1er septembre [1735] à Cirey par Vassy en Champagne
Mon cher amy, il faut toujours que de près ou de loin, je reçoive quelque taloche de la fortune.
J'avois eu la condescendance de donner ma petite tragédie de Jules Cesar à l'abbé Asselin pour la faire jouer à son collège, avec promesse de sa part que copie n'en seroit point tirée. C'étoit une fidélité qu'on m'avoit relligieusement gardée à l'hôtel Sassenage. Je n'ay pas été aussi heureux au collège d'Harcour. J'aprends que non seulement on vient d'imprimer cet ouvrage, mais qu'on l'a honoré de plusieurs additions et corrections qu'un régent de collège y a faites. Je suis persuadé qu'on ne manquera pas encor de dire que c'est moy qui l'ay fait imprimer. Ainsi me voylà calomnié, et ridicule.

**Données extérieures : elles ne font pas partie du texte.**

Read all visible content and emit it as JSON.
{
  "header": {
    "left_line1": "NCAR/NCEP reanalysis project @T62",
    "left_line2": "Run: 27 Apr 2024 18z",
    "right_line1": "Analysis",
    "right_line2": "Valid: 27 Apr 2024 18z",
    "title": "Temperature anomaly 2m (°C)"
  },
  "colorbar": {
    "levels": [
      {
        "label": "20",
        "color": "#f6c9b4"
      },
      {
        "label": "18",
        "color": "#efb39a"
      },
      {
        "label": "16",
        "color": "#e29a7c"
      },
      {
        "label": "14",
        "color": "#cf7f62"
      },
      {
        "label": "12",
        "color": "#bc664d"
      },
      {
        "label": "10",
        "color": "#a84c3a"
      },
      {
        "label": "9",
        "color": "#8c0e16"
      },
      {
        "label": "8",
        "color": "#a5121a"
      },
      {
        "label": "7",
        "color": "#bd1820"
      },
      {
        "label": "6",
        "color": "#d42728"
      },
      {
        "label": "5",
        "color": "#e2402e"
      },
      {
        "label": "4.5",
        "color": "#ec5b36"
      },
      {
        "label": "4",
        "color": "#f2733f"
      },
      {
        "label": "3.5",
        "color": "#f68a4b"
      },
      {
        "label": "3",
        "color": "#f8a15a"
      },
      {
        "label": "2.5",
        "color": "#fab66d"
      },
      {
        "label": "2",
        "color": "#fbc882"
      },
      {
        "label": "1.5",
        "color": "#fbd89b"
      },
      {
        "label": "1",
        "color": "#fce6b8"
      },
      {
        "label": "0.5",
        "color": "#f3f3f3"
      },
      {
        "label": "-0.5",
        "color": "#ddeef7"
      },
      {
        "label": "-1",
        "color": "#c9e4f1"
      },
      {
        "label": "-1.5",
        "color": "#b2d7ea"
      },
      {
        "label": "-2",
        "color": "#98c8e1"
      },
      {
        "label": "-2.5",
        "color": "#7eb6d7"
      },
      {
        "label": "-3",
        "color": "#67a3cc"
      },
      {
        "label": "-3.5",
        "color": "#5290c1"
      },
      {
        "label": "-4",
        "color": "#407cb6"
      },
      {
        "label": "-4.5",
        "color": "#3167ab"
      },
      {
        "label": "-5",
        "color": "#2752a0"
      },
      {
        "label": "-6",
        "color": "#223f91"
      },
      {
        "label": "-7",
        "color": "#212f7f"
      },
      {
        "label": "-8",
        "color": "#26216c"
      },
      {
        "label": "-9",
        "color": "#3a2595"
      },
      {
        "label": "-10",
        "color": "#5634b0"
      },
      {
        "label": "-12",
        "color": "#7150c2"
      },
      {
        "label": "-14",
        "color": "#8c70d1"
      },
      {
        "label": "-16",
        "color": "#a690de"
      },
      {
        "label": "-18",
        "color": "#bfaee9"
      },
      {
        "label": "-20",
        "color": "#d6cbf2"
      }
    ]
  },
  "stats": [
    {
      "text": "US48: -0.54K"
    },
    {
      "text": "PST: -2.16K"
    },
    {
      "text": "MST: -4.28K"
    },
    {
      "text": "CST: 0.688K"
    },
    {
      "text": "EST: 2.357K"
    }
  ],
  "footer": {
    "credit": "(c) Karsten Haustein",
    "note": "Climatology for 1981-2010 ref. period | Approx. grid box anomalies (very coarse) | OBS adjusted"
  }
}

Ne pouriez vous point me sauver une partie de l'oprobre en publiant, et en faisant mettre dans les journaux que je ne suis en aucune manière responsable, mais bien très affligé de cette misérable édition?
Autre misère. On m'envoye une ramsaide, mauditte rapsodie, infâme calotte, et mon nom est à la tête. Dites moy franchement le monde est il assez sot pour m'attribuer cet ouvrage? Consolez moy en m'écrivant. Je croyois en ayant renoncé au monde avoir renoncé à ses tracasseries comme à ses pompes, mais il est dur de se voir d'un côté père putatif d'enfans supposez, et de l'autre père malheureux d'enfans barbouillez. Si je ne suis pas heureux en famille, au moins le sui-je en amis. Savez vous bien àpropos d'amis que notre Fawkener est ambassadeur en Turquie? Un marchand homme d'esprit est quelque chose comme vous voyez chez les Anglais, mais parmy nous, il vend son drap, et paye sa capitation. Vale, scribe, ama.